La presenza e il ruolo del CISO

Se si escludono alcuni settori specifici, non è prevista da alcuna normativa generale, invece, la presenza di un Chief Information Security Officer (o paragonabile): tale requisito è tuttavia ormai una best practice nelle filiere B2B più solide, e coloro i quali hanno deciso di dotarsi di una certificazione di sicurezza come la norma ISO 27001 devono necessariamente definire un corrispondente ruolo aziendale. Molto però deve ancora essere fatto: secondo una ricerca dell’Osservatorio Cyber Security & Data Protection del Politecnico di Milano, il 40% delle imprese non attribuisce il ruolo all’interno dell’organigramma, mentre negli altri casi il collocamento organizzativo non risulta ottimale; nel 65% dei casi in cui, ad esempio, il CISO riporta al CIO, il modello organizzativo è valutato come non rappresentare una configurazione ottimale per un’efficace gestione dell’information security.

Gli impatti economici e sociali

È impressionante constatare che si stia affrontando una delle peggiori crisi sanitarie mondiali nel momento storico di maggiore disponibilità di strumenti atti a contenerne gli effetti (quanto meno) economici e sociali. Una condizione che ci fa però scoprire più vulnerabili anche rispetto ai rischi di sicurezza delle informazioni, in conseguenza di un trend pluriennale di crescita degli attacchi e di sottovalutazione della capacità dei rischi informatici di incidere dal mondo immateriale alla vita vera; è però sempre del 2020 la notizia della prima vittima diretta dell’insicurezza informatica, a causa di un ransomware che ha bloccato i sistemi di un ospedale in Germania.

L’urgenza non deve portare a investimenti frettolosi, proclami, azioni tattiche prive di un approccio strategico. Abbiamo necessità di interventi strutturali, alcuni dei quali sintetizzati precedentemente ed in linea con le proposte che anche Clusit, l’Associazione Italiana per la Sicurezza Informatica, ha recentemente portato ad un’audizione informale presso la Commissione Difesa del Senato della Repubblica.

Il compito degli Stati, in conclusione

Il ruolo degli Stati, in tale processo, deve tornare centrale nel dibattito politico, non soltanto in relazione alle tematiche di maggiore criticità (quelle su cui interviene, per chiarezza, tutto il framework normativo pertinente al Perimetro Nazionale di Sicurezza Cibernetica ma anche il dibattito di lungo respiro sulla “sovranità digitale”).
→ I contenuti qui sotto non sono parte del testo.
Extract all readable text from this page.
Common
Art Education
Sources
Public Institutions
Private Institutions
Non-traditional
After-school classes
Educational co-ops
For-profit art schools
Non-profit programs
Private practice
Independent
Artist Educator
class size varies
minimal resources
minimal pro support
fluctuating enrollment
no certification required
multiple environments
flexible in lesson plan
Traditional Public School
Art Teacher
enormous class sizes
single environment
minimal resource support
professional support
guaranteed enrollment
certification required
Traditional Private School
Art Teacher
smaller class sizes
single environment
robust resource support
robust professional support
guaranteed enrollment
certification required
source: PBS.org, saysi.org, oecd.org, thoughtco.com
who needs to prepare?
Così come è stato fatto per l’Industry 4.0, anche in considerazione degli stanziamenti europei legati alla situazione emergenziale post-COVID, possono essere previste forme di sostegno allo sviluppo di competenze o ad investimenti sulla messa in sicurezza delle infrastrutture e dei servizi della media e piccola impresa italiana, che costituisce l’ossatura della nostra economia e la cui dipendenza dal digitale è contestualmente un fattore di competitività e di alto rischio.
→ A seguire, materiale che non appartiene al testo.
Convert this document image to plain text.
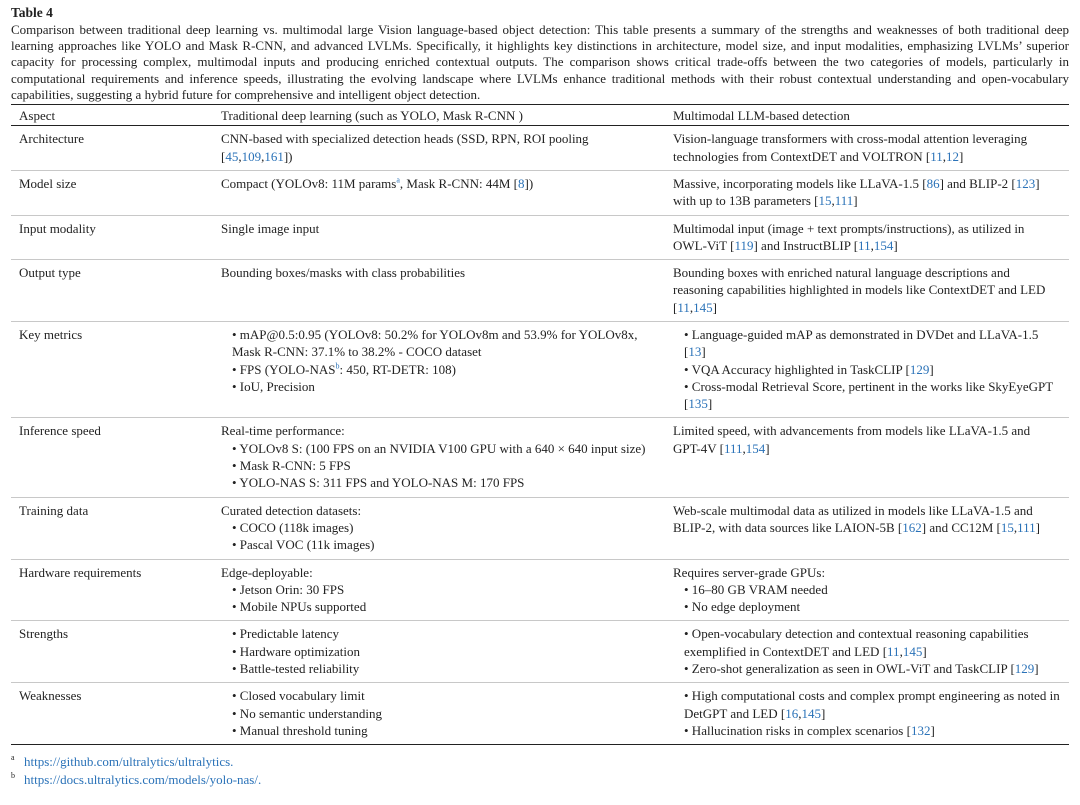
Table 4

Comparison between traditional deep learning vs. multimodal large Vision language-based object detection: This table presents a summary of the strengths and weaknesses of both traditional deep learning approaches like YOLO and Mask R-CNN, and advanced LVLMs. Specifically, it highlights key distinctions in architecture, model size, and input modalities, emphasizing LVLMs’ superior capacity for processing complex, multimodal inputs and producing enriched contextual outputs. The comparison shows critical trade-offs between the two categories of models, particularly in computational requirements and inference speeds, illustrating the evolving landscape where LVLMs enhance traditional methods with their robust contextual understanding and open-vocabulary capabilities, suggesting a hybrid future for comprehensive and intelligent object detection.

Aspect	Traditional deep learning (such as YOLO, Mask R-CNN )	Multimodal LLM-based detection
Architecture	CNN-based with specialized detection heads (SSD, RPN, ROI pooling [45,109,161])	Vision-language transformers with cross-modal attention leveraging technologies from ContextDET and VOLTRON [11,12]

Model size	Compact (YOLOv8: 11M params$^a$, Mask R-CNN: 44M [8])	Massive, incorporating models like LLaVA-1.5 [86] and BLIP-2 [123] with up to 13B parameters [15,111]

Input modality	Single image input	Multimodal input (image + text prompts/instructions), as utilized in OWL-ViT [119] and InstructBLIP [11,154]

Output type	Bounding boxes/masks with class probabilities	Bounding boxes with enriched natural language descriptions and reasoning capabilities highlighted in models like ContextDET and LED [11,145]

Key metrics	• mAP@0.5:0.95 (YOLOv8: 50.2% for YOLOv8m and 53.9% for YOLOv8x, Mask R-CNN: 37.1% to 38.2% - COCO dataset
• FPS (YOLO-NAS$^b$: 450, RT-DETR: 108)
• IoU, Precision	• Language-guided mAP as demonstrated in DVDet and LLaVA-1.5 [13]
• VQA Accuracy highlighted in TaskCLIP [129]
• Cross-modal Retrieval Score, pertinent in the works like SkyEyeGPT [135]

Inference speed	Real-time performance:
• YOLOv8 S: (100 FPS on an NVIDIA V100 GPU with a 640 × 640 input size)
• Mask R-CNN: 5 FPS
• YOLO-NAS S: 311 FPS and YOLO-NAS M: 170 FPS	Limited speed, with advancements from models like LLaVA-1.5 and GPT-4V [111,154]

Training data	Curated detection datasets:
• COCO (118k images)
• Pascal VOC (11k images)	Web-scale multimodal data as utilized in models like LLaVA-1.5 and BLIP-2, with data sources like LAION-5B [162] and CC12M [15,111]

Hardware requirements	Edge-deployable:
• Jetson Orin: 30 FPS
• Mobile NPUs supported	Requires server-grade GPUs:
• 16–80 GB VRAM needed
• No edge deployment

Strengths	• Predictable latency
• Hardware optimization
• Battle-tested reliability	• Open-vocabulary detection and contextual reasoning capabilities exemplified in ContextDET and LED [11,145]
• Zero-shot generalization as seen in OWL-ViT and TaskCLIP [129]

Weaknesses	• Closed vocabulary limit
• No semantic understanding
• Manual threshold tuning	• High computational costs and complex prompt engineering as noted in DetGPT and LED [16,145]
• Hallucination risks in complex scenarios [132]
a https://github.com/ultralytics/ultralytics.
b https://docs.ultralytics.com/models/yolo-nas/.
Altresì è urgente spingere verso l’attuazione nazionale dei più recenti strumenti normativi e operativi definiti in ambito europeo:

  • applicazione del Cybersecurity Act (amichevolmente considerato il “marchio CE” della sicurezza informatica per i prodotti tecnologici),
  • il consolidamento dei meccanismi di cooperazione cross border della Direttiva NIS (e il contributo esperienziale che ha avviato la discussione per una “NIS 2” sulla base di recenti proposte dalla Commissione Europea),
  • il rafforzamento del ruolo operativo dell’Enisa,
  • la sempre più stretta cooperazione dei nuclei tecnologici delle diverse forze di polizia,
  • il ruolo sempre più attivo del Nucleo di Sicurezza Cibernetica nella gestione degli incidenti

Questi sono solo alcuni esempi concreti da cui derivano i primi (purché talvolta lontani dall’esperienza comune) effetti positivi.
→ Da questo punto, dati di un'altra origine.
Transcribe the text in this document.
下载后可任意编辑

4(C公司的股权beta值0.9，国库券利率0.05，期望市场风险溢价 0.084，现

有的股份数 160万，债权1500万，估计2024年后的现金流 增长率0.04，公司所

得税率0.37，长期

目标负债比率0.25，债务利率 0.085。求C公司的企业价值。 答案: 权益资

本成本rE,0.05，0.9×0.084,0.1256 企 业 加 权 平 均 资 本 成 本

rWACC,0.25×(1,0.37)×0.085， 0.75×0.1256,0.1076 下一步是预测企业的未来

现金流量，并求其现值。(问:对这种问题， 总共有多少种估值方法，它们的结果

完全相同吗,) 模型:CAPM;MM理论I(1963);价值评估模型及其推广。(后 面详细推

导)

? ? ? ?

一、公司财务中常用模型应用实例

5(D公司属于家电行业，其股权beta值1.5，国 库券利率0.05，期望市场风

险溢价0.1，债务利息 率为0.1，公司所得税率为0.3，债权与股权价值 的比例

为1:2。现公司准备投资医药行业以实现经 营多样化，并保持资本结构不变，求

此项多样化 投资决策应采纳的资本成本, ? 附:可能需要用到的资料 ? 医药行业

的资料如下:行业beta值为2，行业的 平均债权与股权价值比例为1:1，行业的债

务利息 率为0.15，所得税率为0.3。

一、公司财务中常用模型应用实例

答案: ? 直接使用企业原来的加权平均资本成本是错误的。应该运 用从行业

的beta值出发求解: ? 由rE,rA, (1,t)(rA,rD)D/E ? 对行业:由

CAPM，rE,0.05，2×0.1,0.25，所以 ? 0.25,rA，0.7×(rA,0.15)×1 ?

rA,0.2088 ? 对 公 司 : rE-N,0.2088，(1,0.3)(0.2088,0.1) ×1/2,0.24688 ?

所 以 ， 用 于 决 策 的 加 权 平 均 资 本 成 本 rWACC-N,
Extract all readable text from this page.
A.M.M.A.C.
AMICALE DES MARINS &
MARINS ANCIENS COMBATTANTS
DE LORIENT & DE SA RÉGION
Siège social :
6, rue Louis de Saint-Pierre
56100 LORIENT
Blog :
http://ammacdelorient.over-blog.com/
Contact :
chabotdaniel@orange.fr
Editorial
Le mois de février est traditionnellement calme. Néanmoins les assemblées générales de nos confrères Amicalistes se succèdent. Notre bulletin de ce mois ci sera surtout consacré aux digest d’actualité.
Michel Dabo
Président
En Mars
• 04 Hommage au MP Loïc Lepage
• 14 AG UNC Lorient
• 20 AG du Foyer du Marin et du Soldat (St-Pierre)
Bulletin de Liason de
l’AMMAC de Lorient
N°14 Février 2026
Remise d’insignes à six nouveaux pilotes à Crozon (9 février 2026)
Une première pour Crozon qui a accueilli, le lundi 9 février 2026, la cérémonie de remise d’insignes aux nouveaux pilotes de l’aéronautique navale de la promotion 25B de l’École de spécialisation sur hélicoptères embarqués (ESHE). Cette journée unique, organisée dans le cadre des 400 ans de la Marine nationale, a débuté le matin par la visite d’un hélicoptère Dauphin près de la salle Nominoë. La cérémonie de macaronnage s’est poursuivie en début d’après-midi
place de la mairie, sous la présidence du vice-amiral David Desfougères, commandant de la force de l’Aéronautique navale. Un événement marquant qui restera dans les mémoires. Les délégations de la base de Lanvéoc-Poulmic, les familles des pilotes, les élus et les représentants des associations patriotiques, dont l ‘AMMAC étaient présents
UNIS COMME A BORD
Effetti che riscontriamo positivamente anche nel bilancio di più di due anni di applicazione del GDPR a livello mondiale: l’unitarietà di intenti dei paesi UE e la forza del mercato unico consentono di determinare effetti su larga scala, influenzando culturalmente prima che normativamente tutti coloro i quali vogliono interagire con gli ormai 28-1 paesi (la Brexit è un altro lascito di questo 2020), con benefici che solo adesso iniziamo ad intravedere. Si può fare.